I was born, grew up, and went to school in the Bronx, New York -- on the wrong side of the tracks. Got the chance to go to college, so instead of joining the NYPD (the obvious career choice at that time and place), I became an engineer. Spent some years designing things that go boom (or things that take things that go boom to their destinations...), principally for our military. Also took an interesting career turn and for some years was in charge of counter-terrorism for my agency...so I learned something about guns. And when to use them.

I am a believer, in God. Christian. My opinion of most denominations is that they seem to be more concerned with the collection plate and devising intricate rules as to who is in and who is out.

My politics are a mix of conservative and libertarian, as in live and let live.
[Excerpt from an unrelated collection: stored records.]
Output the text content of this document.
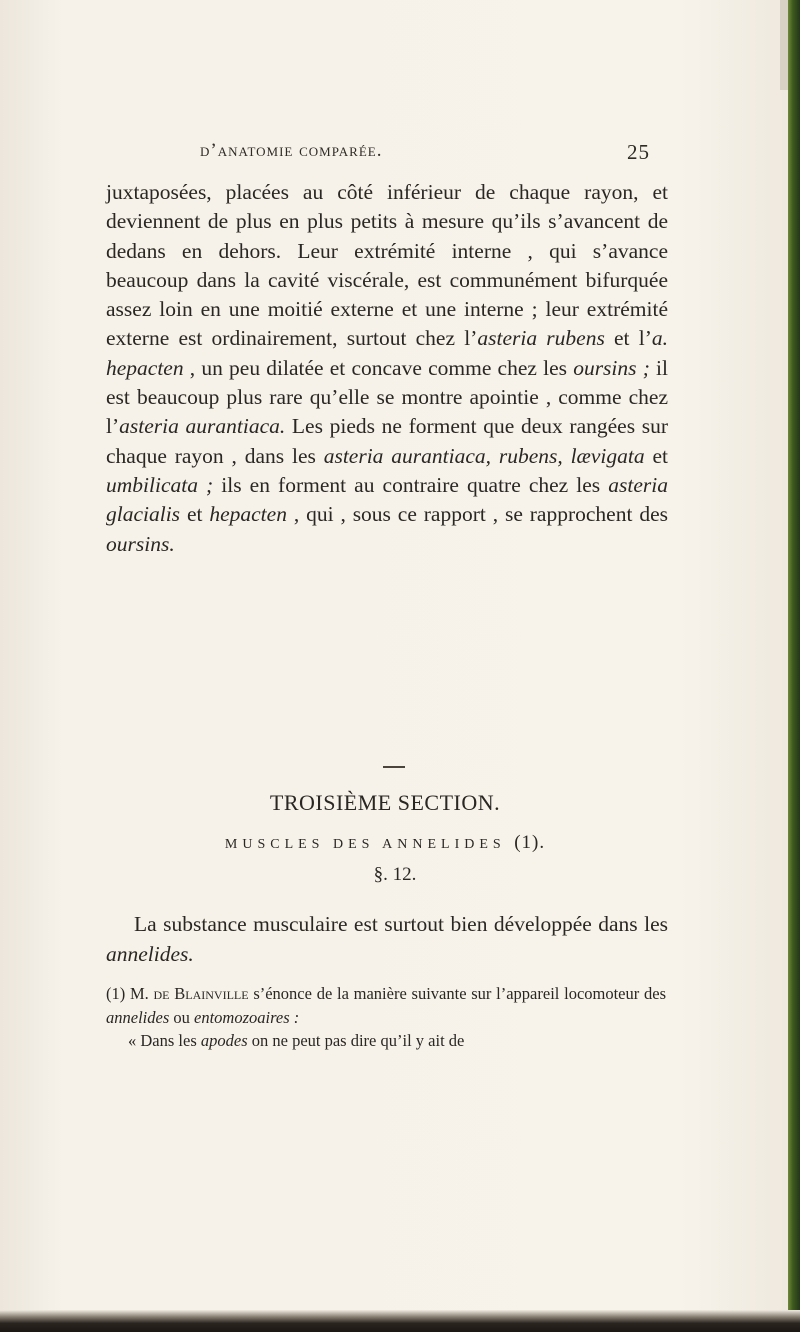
d’anatomie comparée.	25

juxtaposées, placées au côté inférieur de chaque rayon, et deviennent de plus en plus petits à mesure qu’ils s’avancent de dedans en dehors. Leur extrémité interne , qui s’avance beaucoup dans la cavité viscérale, est communément bifurquée assez loin en une moitié externe et une interne ; leur extrémité externe est ordinairement, surtout chez l’asteria rubens et l’a. hepacten , un peu dilatée et concave comme chez les oursins ; il est beaucoup plus rare qu’elle se montre apointie , comme chez l’asteria aurantiaca. Les pieds ne forment que deux rangées sur chaque rayon , dans les asteria aurantiaca, rubens, lævigata et umbilicata ; ils en forment au contraire quatre chez les asteria glacialis et hepacten , qui , sous ce rapport , se rapprochent des oursins.

TROISIÈME SECTION.
MUSCLES DES ANNELIDES (1).
§. 12.

La substance musculaire est surtout bien développée dans les annelides.

(1) M. de Blainville s’énonce de la manière suivante sur l’appareil locomoteur des annelides ou entomozoaires :

« Dans les apodes on ne peut pas dire qu’il y ait de
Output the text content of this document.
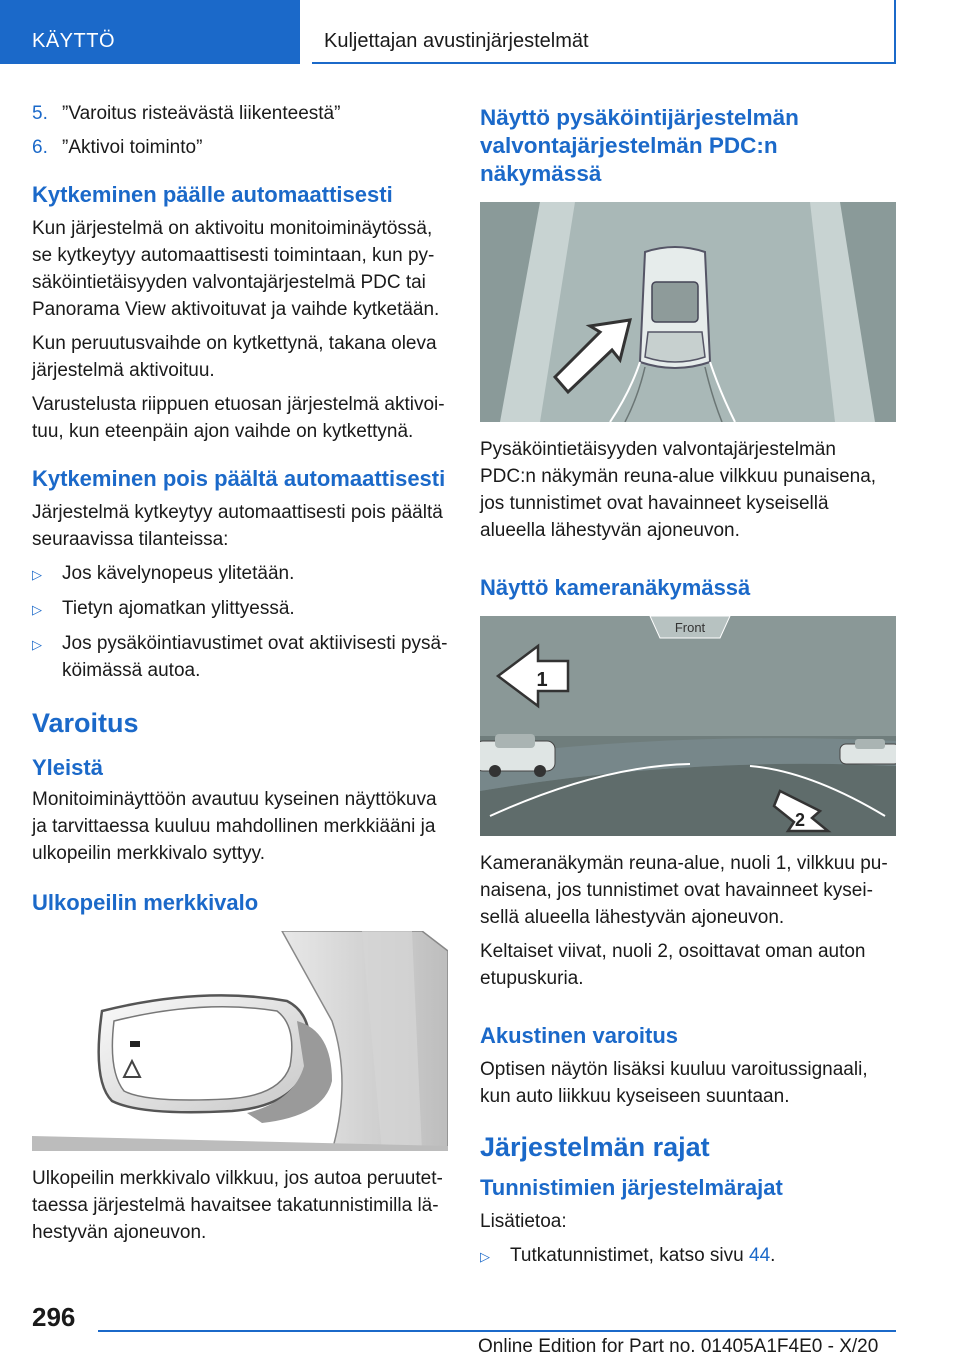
KÄYTTÖ	Kuljettajan avustinjärjestelmät
5. ”Varoitus risteävästä liikenteestä”
6. ”Aktivoi toiminto”
Kytkeminen päälle automaattisesti

Kun järjestelmä on aktivoitu monitoiminäytössä, se kytkeytyy automaattisesti toimintaan, kun pysäköintietäisyyden valvontajärjestelmä PDC tai Panorama View aktivoituvat ja vaihde kytketään.

Kun peruutusvaihde on kytkettynä, takana oleva järjestelmä aktivoituu.

Varustelusta riippuen etuosan järjestelmä aktivoituu, kun eteenpäin ajon vaihde on kytkettynä.

Kytkeminen pois päältä automaattisesti

Järjestelmä kytkeytyy automaattisesti pois päältä seuraavissa tilanteissa:

▷	Jos kävelynopeus ylitetään.
▷	Tietyn ajomatkan ylittyessä.
▷	Jos pysäköintiavustimet ovat aktiivisesti pysäköimässä autoa.
Varoitus
Yleistä

Monitoiminäyttöön avautuu kyseinen näyttökuva ja tarvittaessa kuuluu mahdollinen merkkiääni ja ulkopeilin merkkivalo syttyy.

Ulkopeilin merkkivalo

Ulkopeilin merkkivalo vilkkuu, jos autoa peruutettaessa järjestelmä havaitsee takatunnistimilla lähestyvän ajoneuvon.

Näyttö pysäköintijärjestelmän valvontajärjestelmän PDC:n näkymässä

Pysäköintietäisyyden valvontajärjestelmän PDC:n näkymän reuna-alue vilkkuu punaisena, jos tunnistimet ovat havainneet kyseisellä alueella lähestyvän ajoneuvon.

Näyttö kameranäkymässä
Front
1
2

Kameranäkymän reuna-alue, nuoli 1, vilkkuu punaisena, jos tunnistimet ovat havainneet kyseisellä alueella lähestyvän ajoneuvon.

Keltaiset viivat, nuoli 2, osoittavat oman auton etupuskuria.

Akustinen varoitus

Optisen näytön lisäksi kuuluu varoitussignaali, kun auto liikkuu kyseiseen suuntaan.

Järjestelmän rajat
Tunnistimien järjestelmärajat

Lisätietoa:

▷	Tutkatunnistimet, katso sivu 44.
296
Online Edition for Part no. 01405A1F4E0 - X/20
With one exception, I favor small government, maximum personal freedom, coupled with personal responsibility and accountability for one's actions. I also know that there are, and have always been, things that are true, and things that are not. Two problems: Being smart enough to know which is which, and having the guts to act on it. I make no claims...

The exception to small government? I favor a robust national defense, against enemies foreign, and domestic. Or, as Teddy Roosevelt should have said, "speak softly and carry a whole bunch of armored divisions."

This blog will focus on politics, culture, religion, national security. That's pretty much the same territory as the New York Times. Just that I will never label my opinions as "news."